README

The Energy Cone Model

energy_cone calculates the potential run-out of pyroclastic density currents (pdcs) using the Heim coefficient, 
the ratio of release height in the volcanic plume to total potential run-out length. For a simplified demonstration 
of the use of the energy cone model, see:
http://www.cas.usf.edu/~cconnor/menan_butte.html


The code loads a digital elevation model of the area. The intersection of the cone with the topographic surface controls
the total potential run-out distance of the pdc from the volcanc vent.

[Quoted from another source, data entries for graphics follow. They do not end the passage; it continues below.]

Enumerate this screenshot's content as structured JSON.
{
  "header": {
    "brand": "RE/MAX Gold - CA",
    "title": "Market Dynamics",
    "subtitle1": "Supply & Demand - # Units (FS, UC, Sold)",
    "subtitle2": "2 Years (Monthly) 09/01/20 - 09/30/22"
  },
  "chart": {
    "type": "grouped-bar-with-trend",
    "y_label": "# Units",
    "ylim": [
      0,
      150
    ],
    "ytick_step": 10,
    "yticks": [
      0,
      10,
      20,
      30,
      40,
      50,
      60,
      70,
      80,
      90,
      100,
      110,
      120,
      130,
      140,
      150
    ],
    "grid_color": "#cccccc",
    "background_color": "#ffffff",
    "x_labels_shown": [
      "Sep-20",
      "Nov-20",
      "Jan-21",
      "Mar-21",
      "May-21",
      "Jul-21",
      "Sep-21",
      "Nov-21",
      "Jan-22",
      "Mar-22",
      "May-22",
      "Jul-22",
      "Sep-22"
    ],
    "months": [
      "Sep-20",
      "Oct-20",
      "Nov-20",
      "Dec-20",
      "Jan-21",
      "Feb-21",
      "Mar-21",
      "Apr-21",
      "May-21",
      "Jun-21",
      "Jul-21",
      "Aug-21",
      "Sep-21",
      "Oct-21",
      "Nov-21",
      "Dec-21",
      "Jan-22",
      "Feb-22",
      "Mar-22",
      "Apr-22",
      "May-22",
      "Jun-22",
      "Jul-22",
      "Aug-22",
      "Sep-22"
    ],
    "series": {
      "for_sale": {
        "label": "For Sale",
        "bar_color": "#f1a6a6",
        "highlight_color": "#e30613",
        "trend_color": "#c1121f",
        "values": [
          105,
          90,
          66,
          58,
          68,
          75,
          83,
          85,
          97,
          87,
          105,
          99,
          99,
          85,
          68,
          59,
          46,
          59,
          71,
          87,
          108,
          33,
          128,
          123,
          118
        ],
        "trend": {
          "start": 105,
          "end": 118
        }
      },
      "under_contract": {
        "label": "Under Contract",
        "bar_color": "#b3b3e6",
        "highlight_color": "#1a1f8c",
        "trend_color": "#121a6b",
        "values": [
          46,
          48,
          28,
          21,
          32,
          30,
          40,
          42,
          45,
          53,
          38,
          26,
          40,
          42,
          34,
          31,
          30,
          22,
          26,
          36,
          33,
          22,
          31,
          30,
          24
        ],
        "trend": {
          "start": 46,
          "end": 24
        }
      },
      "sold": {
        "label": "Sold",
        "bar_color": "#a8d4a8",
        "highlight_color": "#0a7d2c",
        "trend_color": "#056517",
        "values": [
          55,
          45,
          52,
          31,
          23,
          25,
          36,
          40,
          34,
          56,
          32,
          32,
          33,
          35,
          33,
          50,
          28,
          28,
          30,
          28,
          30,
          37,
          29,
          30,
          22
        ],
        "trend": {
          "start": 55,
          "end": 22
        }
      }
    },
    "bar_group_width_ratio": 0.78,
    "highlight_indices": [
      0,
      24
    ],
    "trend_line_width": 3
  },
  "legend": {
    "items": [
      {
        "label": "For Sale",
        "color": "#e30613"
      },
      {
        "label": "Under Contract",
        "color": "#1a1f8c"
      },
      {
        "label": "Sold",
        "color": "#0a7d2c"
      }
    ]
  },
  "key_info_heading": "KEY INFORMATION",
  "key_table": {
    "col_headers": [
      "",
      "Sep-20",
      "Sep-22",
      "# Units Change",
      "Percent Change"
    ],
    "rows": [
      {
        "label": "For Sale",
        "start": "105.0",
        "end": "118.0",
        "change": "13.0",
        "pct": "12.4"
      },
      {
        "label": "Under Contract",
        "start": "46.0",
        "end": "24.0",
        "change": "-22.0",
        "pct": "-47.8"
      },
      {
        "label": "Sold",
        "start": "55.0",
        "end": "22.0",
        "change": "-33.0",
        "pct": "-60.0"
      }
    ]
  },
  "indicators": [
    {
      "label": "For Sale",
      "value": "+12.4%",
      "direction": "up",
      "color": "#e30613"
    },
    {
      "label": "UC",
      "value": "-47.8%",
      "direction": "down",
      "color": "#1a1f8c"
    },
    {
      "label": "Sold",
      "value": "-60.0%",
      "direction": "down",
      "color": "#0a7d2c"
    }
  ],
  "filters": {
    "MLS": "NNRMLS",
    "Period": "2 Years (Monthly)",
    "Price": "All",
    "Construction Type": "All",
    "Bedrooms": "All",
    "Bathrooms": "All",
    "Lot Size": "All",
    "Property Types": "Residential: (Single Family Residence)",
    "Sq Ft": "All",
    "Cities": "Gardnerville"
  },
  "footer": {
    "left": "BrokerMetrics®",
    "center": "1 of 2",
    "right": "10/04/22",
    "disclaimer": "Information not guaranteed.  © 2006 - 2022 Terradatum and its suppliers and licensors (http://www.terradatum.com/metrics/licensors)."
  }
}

Several potential run-out distances are calculated by this code, using a minimum release height, and a maximum release height
to bound the simulations.

energy_cone takes the following inputs:
1) A Volcanic region (west, east, south, north) in UTM coordinates

2) The location of the vent in UTM xcoordinates

3) The minimum and maximum heights and the interval between them (km above sea level). This controls how many energy cones
   are drawn on your map. Use this feature to see how change in height of the pdc release height (H) affects the run-out
   distance (L), given topography in the area.

4) The H/L ratio. The Heim coefficient controls how far a pdc will run-out (L), given its release height (H) and depending 
   on local topography. Typically H/L ranges from 0.05 (highly mobile pdc) to 0.5 (low mobility pdc).

5) The minimum and maximum degree and the degree interval. You can plot the entire energy cone (full circle around
   the volcanic vent) or only a part. The degree interval controls how many radial lines are used to construct
   the energy cone. A finer interval will lead to a higher resolution, but requires more computation time.
   
6) The distance interval along radial line which controls how frequently calculations are made along each radial line
   to determine the total run-out distance. A smaller distance interval requires more calculation time, but results in
   a higher resolution map.